Hamilton’s Federalist 80, which exhaustively described Article III’s jurisdictional approach, adopted exactly this assessment.  Hamilton reviewed each of Article III’s express sources of jurisdiction and explained how they were needed to allow federal courts to resolve key international disputes – without saying or even implying that the law of nations as a general matter could be a basis for Article III jurisdiction.  [Footnote: See The Federalist, No. 80 (Hamilton), at 475-81 (discussing categories of Article III jurisdiction in detail without indicating the law of nations as a source of jurisdiction); see also id. at 475, 479 (describing the “laws of the United States” language in Article III as referring to “laws of the United States, passed in pursuance of their just and constitutional powers”).]

As a result, an ATS case like Jesner (alien plaintiff, alien defendant) could not have been heard in federal court when the ATS was enacted.  In an earlier ATS case, Sosa v. Alvarez-Machain (2004), the modern Supreme Court said that Congress in enacting the ATS would have assumed that federal courts would recognize common law causes of action as the basis of alien ATS claims.  That's true as a general matter, but its not true of alien-vs.-alien claims.  As to alien-vs.-alien claims, there would have been no federal jurisdiction, and so no ability to entertain a common law cause of action (again, apart from admiralty and cases affecting ambassadors ambassadors).

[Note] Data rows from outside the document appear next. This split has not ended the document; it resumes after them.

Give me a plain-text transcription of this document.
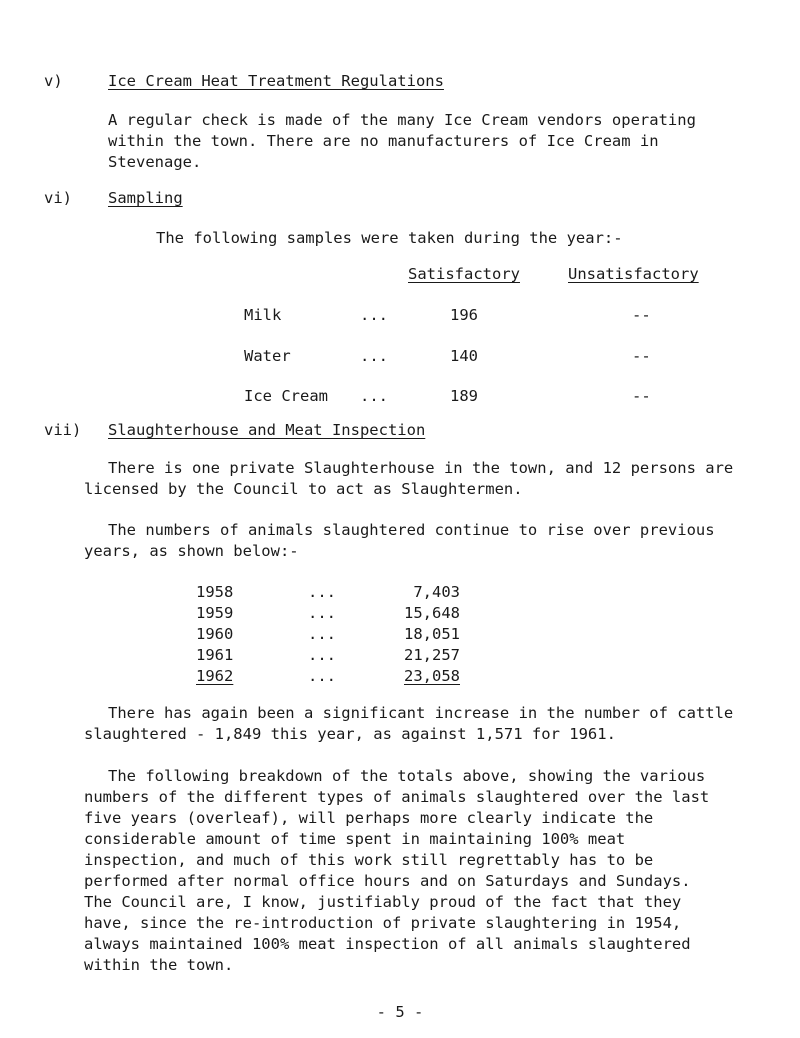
v)	Ice Cream Heat Treatment Regulations
A regular check is made of the many Ice Cream vendors operating within the town. There are no manufacturers of Ice Cream in Stevenage.
vi) Sampling
The following samples were taken during the year:-
Satisfactory	Unsatisfactory
Milk	...	196	--
Water	...	140	--
Ice Cream ...	189	--
vii) Slaughterhouse and Meat Inspection
There is one private Slaughterhouse in the town, and 12 persons are licensed by the Council to act as Slaughtermen.
The numbers of animals slaughtered continue to rise over previous years, as shown below:-
1958	...	7,403
1959	...	15,648
1960	...	18,051
1961	...	21,257
1962	...	23,058
There has again been a significant increase in the number of cattle slaughtered - 1,849 this year, as against 1,571 for 1961.
The following breakdown of the totals above, showing the various numbers of the different types of animals slaughtered over the last five years (overleaf), will perhaps more clearly indicate the considerable amount of time spent in maintaining 100% meat inspection, and much of this work still regrettably has to be performed after normal office hours and on Saturdays and Sundays. The Council are, I know, justifiably proud of the fact that they have, since the re-introduction of private slaughtering in 1954, always maintained 100% meat inspection of all animals slaughtered within the town.
- 5 -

The situation today is different.  Modern federal courts say that when they create a common law cause of action, it is part of the "Laws of the United States" in Article III and so a basis for federal jurisdiction.  Under that view, if the Court recognizes a cause of action in Jesner, there would be federal jurisdiction, despite it being an alien-vs.-alien claim.

But that's a big "if".  In Sosa, the Court said that it would use "great caution" in deciding whether to create a common law cause of action under the ATS.  It had a long list a factors and considerations.  I think an important consideration should be whether the claim could have been brought under the ATS when the ATS was enacted.  If, as with Jesner, it could not have been brought in federal court, that seems a good reason not to allow it today.  Otherwise, the Court is expanding the reach of the statute, almost by accident, and without a good justification.

It's worth noting, of course, that this conclusion would not mean the Jesner case could not be brought; it would mean that the Jesner case would have to be brought in state court.  And if Congress has a problem with that, it can use its power to "define and punish ... Offenses against the Law of Nations" to create a federal statutory cause of action available against alien defendants (as it has done, to a limited extent, in the Torture Victim Protection Act).

The paper makes a number of other points about the relationship between the Constitution and customary international law, but this is the main one relevant to ATS litigation.